I've recently become a subscriber to
Imprimis --
the most influential conservative publication you've never heard of -- because A) I want to keep tabs on influential conservatives and B) it's free. It's published by Hillsdale College in Michigan, and consists mainly of reprinted speeches from notable conservative thinkers and writers. It's pleasantly old-fashioned, a throwback to the olden days of pamphleteering.
Just got my first issue in the mail today, and it's actually kind of a back issue, from back in December, featuring a speech by Hillsdale College President Larry P. Arnn. In it, he seeks to contrast the bullying and tyrannical nature of the U.S. government today -- exemplified by the mandates included in the Affordable Care Act -- with the liberating nature of the U.S. government in the early years of the republic ... as exemplified by the
Homestead Act.
A quick primer on the Homestead Act, from Wikipedia:
The Homestead Act is one of several United States federal laws that gave an applicant freehold title to up to 160 acres (1/4 section, 65 hectares) of undeveloped federal land outside the original 13 colonies. The law required three steps: file an application, improve the land, and file for deed of title. Anyone who had never taken up arms against the U.S. government, including freed slaves, could file an application and evidence of improvements to a federal land office.
And
here's Arnn, describing the act's liberating effects:
What the Homestead Act did was to take the western land of the United States—surely one of the greatest assets ever held by any government in history—and give 160-acre plots to anyone with the backbone to live on them and work them. These plots of land were granted regardless of who someone was and with the certainty that no one settling on them could ever vote for this congressman or that. It is one of the greatest impartial acts of legislation in all of human history.
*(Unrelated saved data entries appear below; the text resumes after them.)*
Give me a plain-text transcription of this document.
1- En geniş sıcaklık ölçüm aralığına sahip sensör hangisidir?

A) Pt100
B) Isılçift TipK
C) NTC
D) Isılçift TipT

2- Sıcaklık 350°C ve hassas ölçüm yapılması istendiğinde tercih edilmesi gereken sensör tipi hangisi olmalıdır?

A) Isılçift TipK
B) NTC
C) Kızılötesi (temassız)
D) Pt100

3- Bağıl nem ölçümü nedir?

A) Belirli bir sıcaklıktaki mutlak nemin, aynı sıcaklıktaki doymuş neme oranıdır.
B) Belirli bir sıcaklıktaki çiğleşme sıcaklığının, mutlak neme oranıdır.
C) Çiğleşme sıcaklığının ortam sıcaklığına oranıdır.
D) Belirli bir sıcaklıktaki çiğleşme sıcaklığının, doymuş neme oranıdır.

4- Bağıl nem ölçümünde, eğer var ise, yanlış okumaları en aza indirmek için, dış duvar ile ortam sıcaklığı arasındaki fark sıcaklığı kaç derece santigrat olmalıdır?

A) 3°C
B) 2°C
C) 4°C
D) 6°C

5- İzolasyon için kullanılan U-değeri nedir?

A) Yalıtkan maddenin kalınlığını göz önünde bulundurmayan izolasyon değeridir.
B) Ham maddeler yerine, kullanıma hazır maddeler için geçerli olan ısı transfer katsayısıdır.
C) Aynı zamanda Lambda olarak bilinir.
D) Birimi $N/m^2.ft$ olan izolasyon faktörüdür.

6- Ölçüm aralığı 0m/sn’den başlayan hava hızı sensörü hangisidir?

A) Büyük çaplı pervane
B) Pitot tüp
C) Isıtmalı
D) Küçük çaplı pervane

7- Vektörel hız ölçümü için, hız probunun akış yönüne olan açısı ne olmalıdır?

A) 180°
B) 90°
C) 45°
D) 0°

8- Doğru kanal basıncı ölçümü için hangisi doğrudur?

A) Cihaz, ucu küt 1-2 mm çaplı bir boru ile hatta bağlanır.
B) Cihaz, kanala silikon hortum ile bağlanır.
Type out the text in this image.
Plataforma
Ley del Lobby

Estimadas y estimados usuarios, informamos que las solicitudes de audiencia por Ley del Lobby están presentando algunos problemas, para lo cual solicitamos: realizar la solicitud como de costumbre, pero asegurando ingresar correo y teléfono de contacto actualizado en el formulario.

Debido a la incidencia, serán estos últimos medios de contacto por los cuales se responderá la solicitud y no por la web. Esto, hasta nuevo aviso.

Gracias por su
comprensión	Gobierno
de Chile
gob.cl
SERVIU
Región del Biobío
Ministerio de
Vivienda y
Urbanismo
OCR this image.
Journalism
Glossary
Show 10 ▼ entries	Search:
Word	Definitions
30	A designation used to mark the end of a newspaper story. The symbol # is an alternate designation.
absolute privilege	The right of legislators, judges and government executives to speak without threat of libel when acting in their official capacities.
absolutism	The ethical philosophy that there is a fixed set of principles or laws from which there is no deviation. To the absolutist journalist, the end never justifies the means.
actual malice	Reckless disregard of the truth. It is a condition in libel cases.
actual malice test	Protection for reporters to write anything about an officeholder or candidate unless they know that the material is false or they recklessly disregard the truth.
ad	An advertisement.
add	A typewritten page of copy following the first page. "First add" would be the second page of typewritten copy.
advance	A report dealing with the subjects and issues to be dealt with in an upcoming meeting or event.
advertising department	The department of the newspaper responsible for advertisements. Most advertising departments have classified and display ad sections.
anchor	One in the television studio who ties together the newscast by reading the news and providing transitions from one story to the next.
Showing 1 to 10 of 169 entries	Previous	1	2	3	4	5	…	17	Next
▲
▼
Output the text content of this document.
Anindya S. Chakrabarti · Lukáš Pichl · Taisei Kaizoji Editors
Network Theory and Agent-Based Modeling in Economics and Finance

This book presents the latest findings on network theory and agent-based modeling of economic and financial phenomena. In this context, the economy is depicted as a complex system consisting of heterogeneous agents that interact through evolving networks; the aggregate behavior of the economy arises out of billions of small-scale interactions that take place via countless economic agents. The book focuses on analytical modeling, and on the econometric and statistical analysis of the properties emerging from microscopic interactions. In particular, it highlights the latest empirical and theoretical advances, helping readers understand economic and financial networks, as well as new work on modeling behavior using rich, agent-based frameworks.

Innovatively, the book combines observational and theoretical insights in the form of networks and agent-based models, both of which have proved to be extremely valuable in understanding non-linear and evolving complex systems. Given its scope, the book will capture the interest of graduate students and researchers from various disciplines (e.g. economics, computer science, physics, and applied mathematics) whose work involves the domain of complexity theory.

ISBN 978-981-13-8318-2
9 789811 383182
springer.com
It, and things like it, built America and the character of the people who spread across it.
The principle that justified the Homestead Act has two parts, and both are found in the first 15 lines of the Declaration of Independence. The first is the idea of human equality—the idea that it does not matter what race or what family you come from, it only matters what you do—which has been the source of our greatest struggles in an attempt to live up to it.
Let's stop right there,
because Arnn is committing a pretty overt act of historical amnesia in order to frame his critique of modern government this way. He's forgetting -- probably deliberately -- that people used to live on land that was "settled" under the Homestead Act.
Native Americans. They may not have held title to the land that was taken by the settlers, but they surely owned it under any meaningful sense of the term.
In order for the settlers to claim and improve the land, the United States government had to send armies west to kill and clear out the Native Americans who'd lived on those lands for centuries, perhaps even millennia.
So the actual history of the Homestead Act is nearly the opposite of what Arnn advocates here: Rather than being predicated on the idea of human equality, it was steeped in racism -- the idea that the "Indians" who'd lived in America before Europeans were here were less than fully human. And interestingly,
it may have been the most redistributive act the U.S. government has ever undertaken -- the genocidal-level force of arms used to take land (wealth!) and given to anybody who, well, wanted it.
I'm not suggesting that the land be given back: History has happened.
Maybe I'm being churlish. But Arnn offers up his Homestead Act example in the course of making the case that A) "absolute truth" exists and B) our leaders aren't well-educated or even believers in absolute truth -- and thank God there's Hillsdale College to offer a remedy! Arnn's version of history, though, omits huge swaths of context and fact in order to cast a tyrannical and socialistic act as embodying the most noble traditions of American freedom and equality. His example, it seems to me, greatly undermines the point he's trying to make.